Hasin Tal, Hochadel Matthias, Gitt Anselm K, Behar Shlomo, Bueno Héctor, Hasin Yonathan
Department of Cardiology, Rambam Medical Centre, Haifa, Israel.
Am J Cardiol. 2009 Mar 15;103(6):772-8. doi: 10.1016/j.amjcard.2008.11.034. Epub 2009 Jan 24.

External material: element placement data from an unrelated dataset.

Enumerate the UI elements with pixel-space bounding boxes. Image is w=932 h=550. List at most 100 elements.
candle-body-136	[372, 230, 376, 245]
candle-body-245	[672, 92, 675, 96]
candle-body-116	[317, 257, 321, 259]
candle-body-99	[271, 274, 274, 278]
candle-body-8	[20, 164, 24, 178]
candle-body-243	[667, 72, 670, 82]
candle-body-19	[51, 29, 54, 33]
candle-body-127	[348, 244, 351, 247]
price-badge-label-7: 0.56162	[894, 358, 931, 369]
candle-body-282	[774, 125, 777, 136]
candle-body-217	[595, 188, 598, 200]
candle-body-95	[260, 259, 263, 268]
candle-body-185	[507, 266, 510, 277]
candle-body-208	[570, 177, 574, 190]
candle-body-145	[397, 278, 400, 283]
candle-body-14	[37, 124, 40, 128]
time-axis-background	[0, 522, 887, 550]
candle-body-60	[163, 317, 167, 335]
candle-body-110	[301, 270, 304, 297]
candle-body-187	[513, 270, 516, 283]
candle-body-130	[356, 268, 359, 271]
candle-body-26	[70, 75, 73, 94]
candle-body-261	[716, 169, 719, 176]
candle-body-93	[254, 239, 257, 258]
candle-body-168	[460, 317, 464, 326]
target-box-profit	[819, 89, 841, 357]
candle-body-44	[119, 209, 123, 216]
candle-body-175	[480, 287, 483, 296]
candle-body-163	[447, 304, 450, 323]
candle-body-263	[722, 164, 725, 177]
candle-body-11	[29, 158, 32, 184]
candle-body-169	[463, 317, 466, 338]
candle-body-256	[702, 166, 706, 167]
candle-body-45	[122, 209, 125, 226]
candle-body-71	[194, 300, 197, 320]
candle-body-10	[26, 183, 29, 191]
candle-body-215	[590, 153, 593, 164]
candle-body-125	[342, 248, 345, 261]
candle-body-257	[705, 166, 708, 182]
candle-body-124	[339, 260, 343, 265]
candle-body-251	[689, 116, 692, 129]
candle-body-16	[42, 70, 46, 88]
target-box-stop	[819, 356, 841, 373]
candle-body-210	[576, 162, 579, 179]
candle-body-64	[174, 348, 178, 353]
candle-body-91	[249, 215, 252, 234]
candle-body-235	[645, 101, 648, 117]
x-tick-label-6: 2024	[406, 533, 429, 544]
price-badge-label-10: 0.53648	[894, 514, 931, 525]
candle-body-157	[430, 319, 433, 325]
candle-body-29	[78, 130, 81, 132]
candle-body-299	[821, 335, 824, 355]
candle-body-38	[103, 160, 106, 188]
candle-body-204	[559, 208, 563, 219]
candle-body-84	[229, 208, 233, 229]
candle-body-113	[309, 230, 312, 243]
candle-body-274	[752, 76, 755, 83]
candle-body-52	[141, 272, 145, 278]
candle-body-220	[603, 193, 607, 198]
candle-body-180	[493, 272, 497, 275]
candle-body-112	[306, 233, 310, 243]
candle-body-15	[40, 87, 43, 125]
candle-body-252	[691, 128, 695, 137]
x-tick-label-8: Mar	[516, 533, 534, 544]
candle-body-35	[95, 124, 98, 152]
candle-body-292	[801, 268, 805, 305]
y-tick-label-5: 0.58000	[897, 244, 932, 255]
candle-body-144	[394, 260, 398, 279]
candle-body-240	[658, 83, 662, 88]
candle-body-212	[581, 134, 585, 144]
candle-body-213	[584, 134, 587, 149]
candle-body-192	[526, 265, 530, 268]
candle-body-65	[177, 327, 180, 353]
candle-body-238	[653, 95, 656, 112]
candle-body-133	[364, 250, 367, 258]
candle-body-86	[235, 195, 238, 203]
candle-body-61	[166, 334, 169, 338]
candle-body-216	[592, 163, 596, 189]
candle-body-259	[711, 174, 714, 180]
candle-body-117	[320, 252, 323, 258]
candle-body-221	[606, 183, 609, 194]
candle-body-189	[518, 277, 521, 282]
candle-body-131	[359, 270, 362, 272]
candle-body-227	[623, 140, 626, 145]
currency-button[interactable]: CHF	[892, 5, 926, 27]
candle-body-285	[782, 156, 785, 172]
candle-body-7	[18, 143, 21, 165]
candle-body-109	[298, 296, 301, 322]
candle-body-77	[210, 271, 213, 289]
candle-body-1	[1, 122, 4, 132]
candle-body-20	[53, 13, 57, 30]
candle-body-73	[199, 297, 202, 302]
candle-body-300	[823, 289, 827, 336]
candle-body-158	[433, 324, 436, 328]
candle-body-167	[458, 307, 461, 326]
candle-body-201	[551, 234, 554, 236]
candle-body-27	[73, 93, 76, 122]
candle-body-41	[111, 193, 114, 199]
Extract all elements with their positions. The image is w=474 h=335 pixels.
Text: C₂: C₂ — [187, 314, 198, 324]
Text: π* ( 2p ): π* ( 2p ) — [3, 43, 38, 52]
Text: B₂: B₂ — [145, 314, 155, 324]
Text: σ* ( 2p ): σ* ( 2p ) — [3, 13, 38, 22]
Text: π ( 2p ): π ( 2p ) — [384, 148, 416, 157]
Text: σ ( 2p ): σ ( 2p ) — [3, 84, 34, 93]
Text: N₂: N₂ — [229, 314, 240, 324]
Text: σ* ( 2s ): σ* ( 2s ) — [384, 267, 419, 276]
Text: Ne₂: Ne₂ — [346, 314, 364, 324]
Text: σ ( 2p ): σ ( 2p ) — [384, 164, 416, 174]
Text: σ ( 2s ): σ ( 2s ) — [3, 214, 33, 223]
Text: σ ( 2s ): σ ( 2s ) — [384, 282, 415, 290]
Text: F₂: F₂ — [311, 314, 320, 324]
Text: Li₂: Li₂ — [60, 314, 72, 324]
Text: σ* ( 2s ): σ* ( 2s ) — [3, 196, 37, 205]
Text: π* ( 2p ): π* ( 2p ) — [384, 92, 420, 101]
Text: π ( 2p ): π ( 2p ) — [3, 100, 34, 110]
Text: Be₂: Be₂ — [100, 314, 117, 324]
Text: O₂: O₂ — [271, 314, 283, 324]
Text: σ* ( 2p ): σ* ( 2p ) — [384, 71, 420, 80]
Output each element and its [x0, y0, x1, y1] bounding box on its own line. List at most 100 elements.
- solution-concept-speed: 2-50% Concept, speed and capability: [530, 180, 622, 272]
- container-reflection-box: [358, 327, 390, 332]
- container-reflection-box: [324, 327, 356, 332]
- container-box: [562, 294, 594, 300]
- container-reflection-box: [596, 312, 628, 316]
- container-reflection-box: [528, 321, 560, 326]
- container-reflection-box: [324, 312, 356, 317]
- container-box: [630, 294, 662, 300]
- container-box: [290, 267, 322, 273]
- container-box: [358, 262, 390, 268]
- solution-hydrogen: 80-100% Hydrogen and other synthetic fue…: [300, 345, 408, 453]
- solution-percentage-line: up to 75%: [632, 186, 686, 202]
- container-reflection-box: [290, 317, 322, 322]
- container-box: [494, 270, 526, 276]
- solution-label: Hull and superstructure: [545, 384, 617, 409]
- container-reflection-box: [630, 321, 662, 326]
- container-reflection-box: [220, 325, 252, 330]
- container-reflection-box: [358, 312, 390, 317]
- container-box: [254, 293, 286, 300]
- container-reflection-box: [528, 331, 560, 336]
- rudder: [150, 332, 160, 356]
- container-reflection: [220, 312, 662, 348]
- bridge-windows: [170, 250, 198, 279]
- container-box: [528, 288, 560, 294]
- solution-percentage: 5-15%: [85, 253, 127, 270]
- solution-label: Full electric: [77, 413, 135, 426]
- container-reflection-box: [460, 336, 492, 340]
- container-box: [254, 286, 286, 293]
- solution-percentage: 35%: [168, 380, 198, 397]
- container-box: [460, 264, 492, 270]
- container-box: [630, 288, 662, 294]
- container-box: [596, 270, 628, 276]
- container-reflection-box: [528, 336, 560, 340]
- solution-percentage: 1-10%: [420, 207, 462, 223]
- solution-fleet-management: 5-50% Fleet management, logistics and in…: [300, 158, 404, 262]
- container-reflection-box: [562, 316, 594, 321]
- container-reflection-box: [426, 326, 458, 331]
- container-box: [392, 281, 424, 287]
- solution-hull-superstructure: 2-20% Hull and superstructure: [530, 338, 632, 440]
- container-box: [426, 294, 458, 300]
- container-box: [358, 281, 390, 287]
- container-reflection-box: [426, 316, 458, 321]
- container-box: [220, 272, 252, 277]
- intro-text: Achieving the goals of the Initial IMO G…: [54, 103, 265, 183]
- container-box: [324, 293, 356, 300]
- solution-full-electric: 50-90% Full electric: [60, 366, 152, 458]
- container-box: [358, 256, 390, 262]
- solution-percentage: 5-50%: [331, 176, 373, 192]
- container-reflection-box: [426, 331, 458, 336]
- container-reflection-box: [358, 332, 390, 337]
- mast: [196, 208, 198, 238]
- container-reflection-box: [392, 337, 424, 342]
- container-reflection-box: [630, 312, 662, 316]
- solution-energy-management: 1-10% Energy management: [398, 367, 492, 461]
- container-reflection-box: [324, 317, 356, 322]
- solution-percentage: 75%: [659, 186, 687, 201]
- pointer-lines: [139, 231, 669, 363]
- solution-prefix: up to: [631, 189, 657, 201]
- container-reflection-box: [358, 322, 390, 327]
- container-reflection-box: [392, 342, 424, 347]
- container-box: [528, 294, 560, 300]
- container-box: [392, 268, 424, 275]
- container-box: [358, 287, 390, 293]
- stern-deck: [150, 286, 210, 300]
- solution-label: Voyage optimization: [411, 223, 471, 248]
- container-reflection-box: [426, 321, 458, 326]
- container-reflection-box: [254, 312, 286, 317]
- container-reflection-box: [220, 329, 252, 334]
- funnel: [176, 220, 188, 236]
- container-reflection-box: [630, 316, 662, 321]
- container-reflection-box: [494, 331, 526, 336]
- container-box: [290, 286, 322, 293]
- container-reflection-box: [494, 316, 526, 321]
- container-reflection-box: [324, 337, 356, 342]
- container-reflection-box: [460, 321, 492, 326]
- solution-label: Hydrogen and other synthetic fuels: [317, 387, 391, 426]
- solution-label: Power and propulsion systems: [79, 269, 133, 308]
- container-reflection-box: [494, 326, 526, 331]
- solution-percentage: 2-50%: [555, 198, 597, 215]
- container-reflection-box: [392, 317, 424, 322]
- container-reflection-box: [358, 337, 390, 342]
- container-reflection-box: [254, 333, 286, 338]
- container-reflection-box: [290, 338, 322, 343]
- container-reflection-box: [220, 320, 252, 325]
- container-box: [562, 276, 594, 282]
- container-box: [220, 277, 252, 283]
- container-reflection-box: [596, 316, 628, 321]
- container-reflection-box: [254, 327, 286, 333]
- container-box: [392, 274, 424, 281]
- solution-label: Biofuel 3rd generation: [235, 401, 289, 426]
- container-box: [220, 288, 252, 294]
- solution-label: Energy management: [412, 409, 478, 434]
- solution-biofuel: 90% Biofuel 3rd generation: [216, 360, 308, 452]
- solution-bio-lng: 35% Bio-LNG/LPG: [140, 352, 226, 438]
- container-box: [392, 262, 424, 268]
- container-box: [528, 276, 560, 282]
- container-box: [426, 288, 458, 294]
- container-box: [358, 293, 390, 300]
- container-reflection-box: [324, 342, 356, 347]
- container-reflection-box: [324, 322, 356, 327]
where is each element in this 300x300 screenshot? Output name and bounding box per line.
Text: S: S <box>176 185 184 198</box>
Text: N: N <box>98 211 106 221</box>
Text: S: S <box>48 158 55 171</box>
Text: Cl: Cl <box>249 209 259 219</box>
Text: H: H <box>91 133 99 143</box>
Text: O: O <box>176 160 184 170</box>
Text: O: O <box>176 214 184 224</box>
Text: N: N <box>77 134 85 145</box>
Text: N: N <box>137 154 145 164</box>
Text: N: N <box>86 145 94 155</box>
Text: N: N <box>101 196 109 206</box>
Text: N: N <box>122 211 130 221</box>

The aim was to evaluate management and outcomes in patients with diabetes mellitus (DM) with acute coronary syndrome (ACS). The EHS-ACS-II was a multinational survey conducted in 2004 that included 6,385 consecutive patients with ACS. The management and outcomes of patients with and without DM were compared. DM was recognized in 1,587 patients (25%) with ACS. Patients with DM had a less favorable risk-factor profile, less typical presentation, and longer delay in seeking medical attention; presented more frequently with arrhythmias, heart failure, renal failure, and major bleeding; and had higher in-hospital and 1-year mortality. They were treated more often with diuretics and inotropic agents and less often with antiaggregants (glycoprotein IIb/IIIa and clopidogrel). Insulin was administered to 53% of patients with DM during hospitalization and 31% at discharge. Patients with DM with ST-elevation (STE) myocardial infarction underwent similar primary percutaneous and coronary interventions (but received less thrombolytic therapy). Patients with DM with non-STE ACS underwent less in-hospital revascularization and had significantly higher 1-year mortality. Multivariable analyses showed DM as a predictor of 1-year mortality (odds ratio 1.37, 95% confidence interval 1.09 to 1.71), but not in-hospital mortality. In conclusion, given the current treatment, patients with and without DM with ACS had similar in-hospital adjusted mortality, but patients with DM had increased 1-year mortality. Patients with DM with non-STE ACS posed a higher risk group.
目的是评估糖尿病(DM)合并急性冠状动脉综合征(ACS)患者的治疗及预后情况。EHS-ACS-II是2004年开展的一项多国调查,纳入了6385例连续性ACS患者。对合并和未合并DM的患者的治疗及预后进行了比较。在1587例(25%)ACS患者中确诊患有DM。合并DM的患者危险因素状况较差,临床表现不典型,就医延迟时间更长;心律失常、心力衰竭、肾衰竭和严重出血的发生率更高;住院死亡率和1年死亡率也更高。他们使用利尿剂和正性肌力药物治疗更为频繁,而使用抗血小板药物(糖蛋白IIb/IIIa和氯吡格雷)治疗较少。住院期间,53%的DM患者接受了胰岛素治疗,出院时这一比例为31%。合并ST段抬高(STE)心肌梗死的DM患者接受的直接经皮冠状动脉介入治疗类似(但接受溶栓治疗较少)。合并非STE ACS的DM患者住院期间血管重建治疗较少,1年死亡率显著更高。多变量分析显示DM是1年死亡率的预测因素(比值比1.37,95%置信区间1.09至1.71),但不是住院死亡率的预测因素。总之,如果采用当前治疗方法,合并和未合并DM的ACS患者住院调整死亡率相似,但合并DM的患者1年死亡率更高。合并非STE ACS的DM患者构成了一个高危群体。